Deze wind dient soms als een waarschuwing voor mogelijk verkeerd begrijpen; voor misverstanden tussen de voorspelling & ‘t nu. ‘t Is net een tikje harder als windstil; vaak ook een tikje harder dan ‘t binnensmonds verlangen. Er wordt geademd alsof normaal, maar de storm die ‘t veroorzaakt is men onmiddellijk bewust.
Ik zie ‘t regelmatig m’n blik verduisteren, m’n bril doen beslaan, als ik die al op heb.
‘t Doet me daardoor niet verlangen naar warme landen. Alhoewel men daar de effekten van de hete sirocco inmiddels heeft weten te doorgronden; waar men die wind makkelijk weet te weerstaan. Men wordt daar niet meer omver geblazen door die verschrikkelijke zucht, die wind, die als een veer ‘t zwakke punt weet aan te wijzen.
Hier blijven we nuchter, hier negeren we de effekten van de zucht.
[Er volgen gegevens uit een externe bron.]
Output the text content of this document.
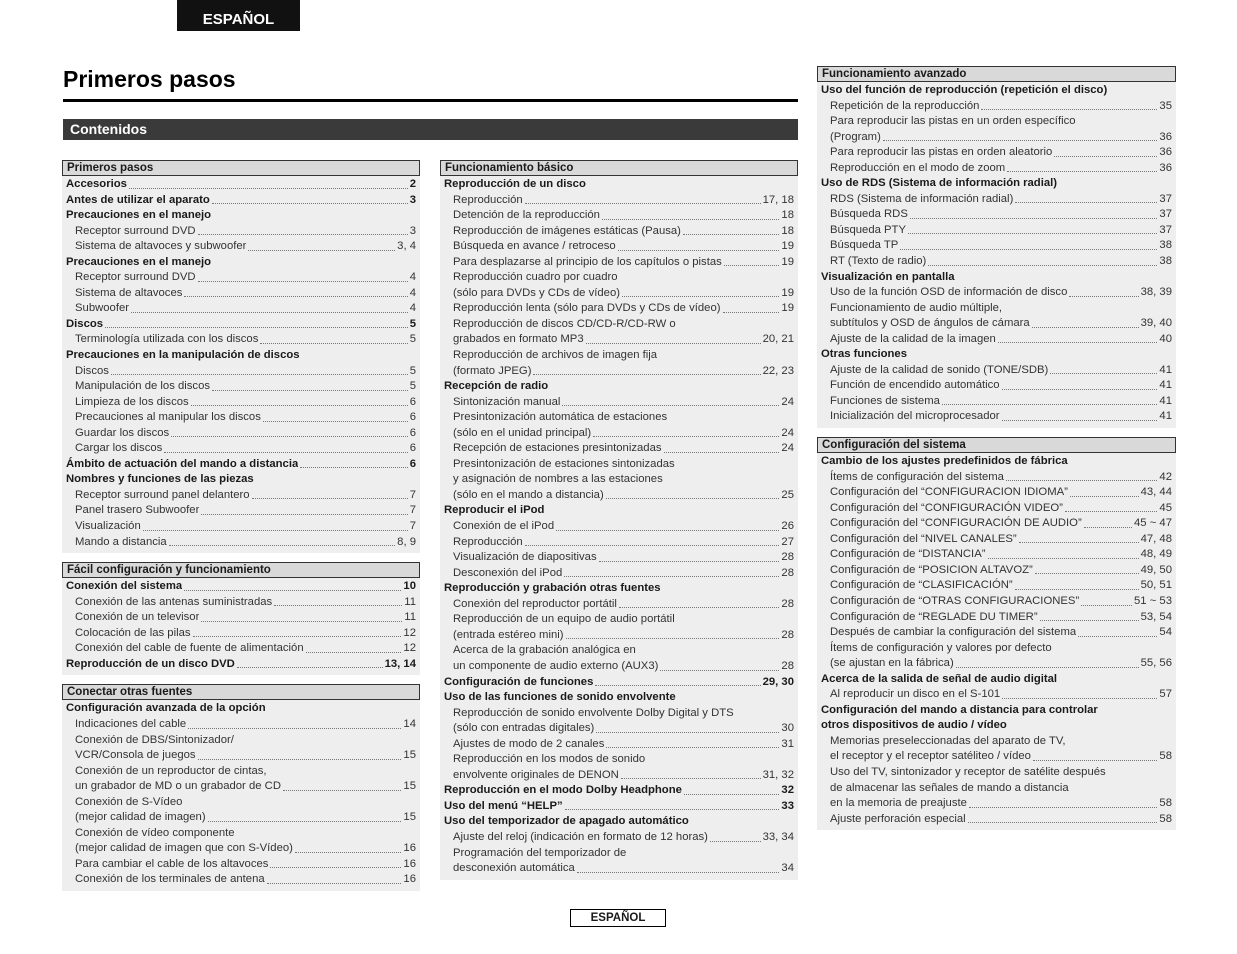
ESPAÑOL
Primeros pasos
Contenidos
Primeros pasos
Accesorios	2
Antes de utilizar el aparato	3
Precauciones en el manejo
Receptor surround DVD	3
Sistema de altavoces y subwoofer	3, 4
Precauciones en el manejo
Receptor surround DVD	4
Sistema de altavoces	4
Subwoofer	4
Discos	5
Terminología utilizada con los discos	5
Precauciones en la manipulación de discos
Discos	5
Manipulación de los discos	5
Limpieza de los discos	6
Precauciones al manipular los discos	6
Guardar los discos	6
Cargar los discos	6
Ámbito de actuación del mando a distancia	6
Nombres y funciones de las piezas
Receptor surround panel delantero	7
Panel trasero Subwoofer	7
Visualización	7
Mando a distancia	8, 9
Fácil configuración y funcionamiento
Conexión del sistema	10
Conexión de las antenas suministradas	11
Conexión de un televisor	11
Colocación de las pilas	12
Conexión del cable de fuente de alimentación	12
Reproducción de un disco DVD	13, 14
Conectar otras fuentes
Configuración avanzada de la opción
Indicaciones del cable	14
Conexión de DBS/Sintonizador/
VCR/Consola de juegos	15
Conexión de un reproductor de cintas,
un grabador de MD o un grabador de CD	15
Conexión de S-Vídeo
(mejor calidad de imagen)	15
Conexión de vídeo componente
(mejor calidad de imagen que con S-Vídeo)	16
Para cambiar el cable de los altavoces	16
Conexión de los terminales de antena	16
Funcionamiento básico
Reproducción de un disco
Reproducción	17, 18
Detención de la reproducción	18
Reproducción de imágenes estáticas (Pausa)	18
Búsqueda en avance / retroceso	19
Para desplazarse al principio de los capítulos o pistas	19
Reproducción cuadro por cuadro
(sólo para DVDs y CDs de vídeo)	19
Reproducción lenta (sólo para DVDs y CDs de vídeo)	19
Reproducción de discos CD/CD-R/CD-RW o
grabados en formato MP3	20, 21
Reproducción de archivos de imagen fija
(formato JPEG)	22, 23
Recepción de radio
Sintonización manual	24
Presintonización automática de estaciones
(sólo en el unidad principal)	24
Recepción de estaciones presintonizadas	24
Presintonización de estaciones sintonizadas
y asignación de nombres a las estaciones
(sólo en el mando a distancia)	25
Reproducir el iPod
Conexión de el iPod	26
Reproducción	27
Visualización de diapositivas	28
Desconexión del iPod	28
Reproducción y grabación otras fuentes
Conexión del reproductor portátil	28
Reproducción de un equipo de audio portátil
(entrada estéreo mini)	28
Acerca de la grabación analógica en
un componente de audio externo (AUX3)	28
Configuración de funciones	29, 30
Uso de las funciones de sonido envolvente
Reproducción de sonido envolvente Dolby Digital y DTS
(sólo con entradas digitales)	30
Ajustes de modo de 2 canales	31
Reproducción en los modos de sonido
envolvente originales de DENON	31, 32
Reproducción en el modo Dolby Headphone	32
Uso del menú “HELP”	33
Uso del temporizador de apagado automático
Ajuste del reloj (indicación en formato de 12 horas)	33, 34
Programación del temporizador de
desconexión automática	34
Funcionamiento avanzado
Uso del función de reproducción (repetición el disco)
Repetición de la reproducción	35
Para reproducir las pistas en un orden específico
(Program)	36
Para reproducir las pistas en orden aleatorio	36
Reproducción en el modo de zoom	36
Uso de RDS (Sistema de información radial)
RDS (Sistema de información radial)	37
Búsqueda RDS	37
Búsqueda PTY	37
Búsqueda TP	38
RT (Texto de radio)	38
Visualización en pantalla
Uso de la función OSD de información de disco	38, 39
Funcionamiento de audio múltiple,
subtítulos y OSD de ángulos de cámara	39, 40
Ajuste de la calidad de la imagen	40
Otras funciones
Ajuste de la calidad de sonido (TONE/SDB)	41
Función de encendido automático	41
Funciones de sistema	41
Inicialización del microprocesador	41
Configuración del sistema
Cambio de los ajustes predefinidos de fábrica
Ítems de configuración del sistema	42
Configuración del “CONFIGURACION IDIOMA”	43, 44
Configuración del “CONFIGURACIÓN VIDEO”	45
Configuración del “CONFIGURACIÓN DE AUDIO”	45 ~ 47
Configuración del “NIVEL CANALES”	47, 48
Configuración de “DISTANCIA”	48, 49
Configuración de “POSICION ALTAVOZ”	49, 50
Configuración de “CLASIFICACIÓN”	50, 51
Configuración de “OTRAS CONFIGURACIONES”	51 ~ 53
Configuración de “REGLADE DU TIMER”	53, 54
Después de cambiar la configuración del sistema	54
Ítems de configuración y valores por defecto
(se ajustan en la fábrica)	55, 56
Acerca de la salida de señal de audio digital
Al reproducir un disco en el S-101	57
Configuración del mando a distancia para controlar
otros dispositivos de audio / vídeo
Memorias preseleccionadas del aparato de TV,
el receptor y el receptor satéliteo / vídeo	58
Uso del TV, sintonizador y receptor de satélite después
de almacenar las señales de mando a distancia
en la memoria de preajuste	58
Ajuste perforación especial	58
ESPAÑOL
Die zachte zucht die de rug een tikje geeft & geleidelijk doet krommen. Steeds weer een tikje. Soms ook op de borst.
Die omarmend langzaam bezit neemt van de ledematen, ze laat zwieren of laat strammen. Al naar gelang ‘t lichaam. & Z’n flexibliteit.
Soms verlang ik naar die zuchtende wind. Verlang ik omgeven te worden. Zie ik verre landschappen, waarbij graslanden platgewalst worden onder de stille druk ervan. & Zie ik de zachte bedrieglijke golven ‘t diepe verbergen, door subtiele welvingen aan ‘t toonbare oppervlak.
Maar ik denk ook vaak dat mij beter die zucht bespaard kan blijven. Dat ik reeds te veel stormen verwerken moet.
Dan hebben we geen behoefte meer aan subtiliteit in Zijperspace.